The war that fires our blood now will still rage in ten thousand years.
Bleed the Imperium. Tear it down, tear it apart. Show no mercy.
But watch yourselves. There is no traitors’ unity in the Old War.
Trust your Legion brothers. And trust no one else!”
—The Primarch Konrad Curze.
XI
THREE WEEKS LATER
The slave listened at the door.
From within, he heard sounds of movement, dully penetrating the metal. With a hand he was still not used to using, he pressed the entrance key, triggering a toneless chime within the room. Footsteps came closer, and the door opened on hissing gears, sliding to the left. In the doorway stood another slave.
“Septimus,” said the room’s occupant with a smile.

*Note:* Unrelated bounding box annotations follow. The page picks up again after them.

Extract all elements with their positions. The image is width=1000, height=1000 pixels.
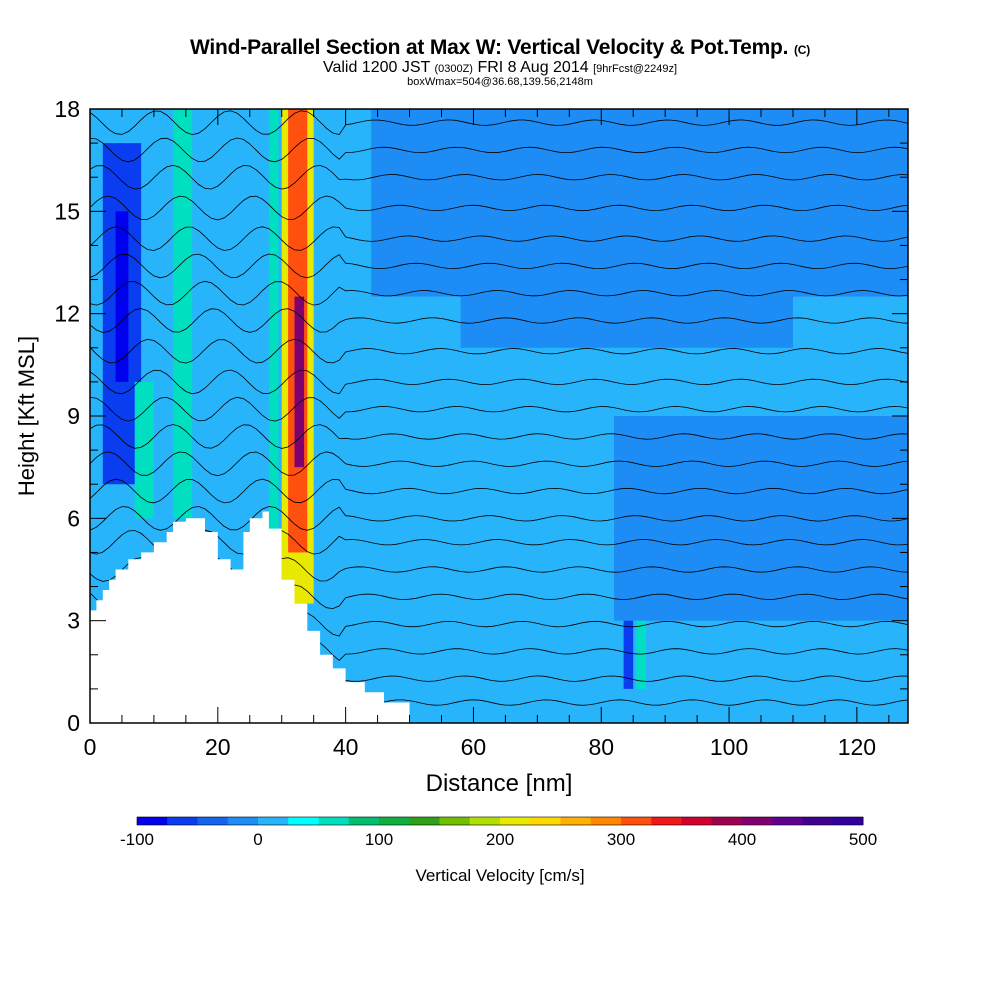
colorbar-tick-label-400: 400 bbox=[728, 830, 756, 849]
y-axis-label: Height [Kft MSL] bbox=[14, 336, 39, 496]
y-tick-label-9: 9 bbox=[67, 403, 80, 429]
x-axis-label: Distance [nm] bbox=[426, 770, 573, 797]
isentrope-line-39 bbox=[90, 424, 908, 449]
colorbar-swatch-12 bbox=[500, 817, 531, 825]
colorbar-swatch-19 bbox=[711, 817, 743, 825]
box-wmax-line: boxWmax=504@36.68,139.56,2148m bbox=[407, 76, 593, 88]
isentrope-line-42 bbox=[90, 338, 908, 364]
x-tick-label-40: 40 bbox=[333, 734, 359, 760]
colorbar-swatch-4 bbox=[258, 817, 289, 825]
y-tick-label-15: 15 bbox=[54, 198, 80, 224]
velocity-cell-4 bbox=[614, 416, 908, 621]
velocity-cell-6 bbox=[115, 211, 129, 382]
isentrope-line-45 bbox=[90, 253, 908, 279]
terrain-mask bbox=[90, 511, 410, 723]
isentrope-line-48 bbox=[90, 164, 908, 190]
isentrope-line-47 bbox=[90, 195, 908, 221]
colorbar: -100 0 100 200 300 400 500 bbox=[120, 816, 877, 849]
isentrope-line-50 bbox=[90, 110, 908, 136]
colorbar-swatch-18 bbox=[681, 817, 713, 825]
colorbar-frame bbox=[136, 816, 864, 826]
colorbar-swatch-21 bbox=[772, 817, 803, 825]
colorbar-swatch-6 bbox=[318, 817, 350, 825]
x-tick-label-80: 80 bbox=[588, 734, 614, 760]
colorbar-swatch-0 bbox=[137, 817, 168, 825]
velocity-cell-8 bbox=[173, 109, 193, 519]
colorbar-swatch-11 bbox=[469, 817, 501, 825]
colorbar-swatch-3 bbox=[227, 817, 259, 825]
x-tick-label-120: 120 bbox=[838, 734, 876, 760]
colorbar-tick-label-200: 200 bbox=[486, 830, 514, 849]
x-tick-label-0: 0 bbox=[84, 734, 97, 760]
isentrope-line-49 bbox=[90, 137, 908, 163]
isentrope-line-46 bbox=[90, 226, 908, 251]
isentrope-line-44 bbox=[90, 280, 908, 306]
velocity-cell-7 bbox=[134, 381, 154, 519]
x-tick-label-60: 60 bbox=[461, 734, 487, 760]
isentrope-line-36 bbox=[90, 506, 908, 531]
terrain-shape bbox=[90, 511, 410, 723]
colorbar-swatch-9 bbox=[409, 817, 440, 825]
y-tick-label-3: 3 bbox=[67, 608, 80, 634]
velocity-cell-12 bbox=[294, 296, 305, 468]
colorbar-swatch-22 bbox=[802, 817, 834, 825]
colorbar-swatch-5 bbox=[288, 817, 319, 825]
isentrope-line-40 bbox=[90, 396, 908, 422]
valid-time-line: Valid 1200 JST (0300Z) FRI 8 Aug 2014 [9… bbox=[0, 59, 1000, 77]
velocity-cell-14 bbox=[636, 620, 646, 689]
isentrope-line-41 bbox=[90, 369, 908, 395]
chart-title: Wind-Parallel Section at Max W: Vertical… bbox=[0, 36, 1000, 60]
velocity-cell-9 bbox=[268, 109, 279, 621]
forecast-info: [9hrFcst@2249z] bbox=[593, 63, 678, 75]
isentrope-line-43 bbox=[90, 308, 908, 333]
colorbar-label: Vertical Velocity [cm/s] bbox=[415, 866, 584, 885]
velocity-cell-3 bbox=[460, 262, 793, 348]
x-axis: 0 20 40 60 80 100 120 bbox=[84, 109, 890, 760]
colorbar-swatch-17 bbox=[651, 817, 682, 825]
colorbar-swatch-1 bbox=[167, 817, 198, 825]
colorbar-tick-label-500: 500 bbox=[849, 830, 877, 849]
colorbar-tick-label-0: 0 bbox=[253, 830, 262, 849]
colorbar-tick-label-100: 100 bbox=[365, 830, 393, 849]
valid-date: FRI 8 Aug 2014 bbox=[477, 59, 589, 76]
colorbar-swatch-23 bbox=[832, 817, 864, 825]
y-axis: 0 3 6 9 12 15 18 bbox=[54, 96, 908, 736]
y-tick-label-6: 6 bbox=[67, 505, 80, 531]
valid-utc: (0300Z) bbox=[434, 63, 473, 75]
colorbar-swatch-13 bbox=[530, 817, 561, 825]
y-tick-label-12: 12 bbox=[54, 301, 80, 327]
colorbar-swatch-2 bbox=[197, 817, 229, 825]
isentrope-line-35 bbox=[90, 529, 908, 555]
x-tick-label-100: 100 bbox=[710, 734, 748, 760]
x-tick-label-20: 20 bbox=[205, 734, 231, 760]
y-tick-label-0: 0 bbox=[67, 710, 80, 736]
chart-title-text: Wind-Parallel Section at Max W: Vertical… bbox=[189, 36, 789, 59]
isentrope-line-38 bbox=[90, 451, 908, 477]
colorbar-swatch-10 bbox=[439, 817, 471, 825]
isentrope-line-37 bbox=[90, 478, 908, 504]
colorbar-tick-label--100: -100 bbox=[120, 830, 154, 849]
colorbar-swatch-16 bbox=[621, 817, 652, 825]
colorbar-swatch-15 bbox=[590, 817, 622, 825]
copyright-mark: (C) bbox=[793, 43, 811, 57]
valid-prefix: Valid 1200 JST bbox=[322, 59, 430, 76]
colorbar-swatch-7 bbox=[348, 817, 380, 825]
colorbar-swatch-14 bbox=[560, 817, 592, 825]
colorbar-swatch-20 bbox=[742, 817, 773, 825]
colorbar-tick-label-300: 300 bbox=[607, 830, 635, 849]
y-tick-label-18: 18 bbox=[54, 96, 80, 122]
colorbar-swatch-8 bbox=[379, 817, 410, 825]
velocity-cell-13 bbox=[623, 620, 634, 689]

“Octavia,” he replied. “It’s time.”
“I’m ready.”
The two Legion serfs walked down the darkened halls of the Covenant of Blood’s mortal decks, where the illumination strips along the ceilings were forever tuned to twilight. It was enough to see by, even for those unused to a sunless life, but it would hardly pass for twilight on most worlds.
Octavia still found herself glancing at him every few moments when they were together. The surgeries were still fresh, his skin still adapting, and where his augmetics met flesh, the telltale redness of fading inflammation was still in evidence. His left eye, the one he’d lost to the convicts that stormed the Thunderhawk, was now a violet lens set in a bronze mounting that reached out to cover his temple and cheekbone.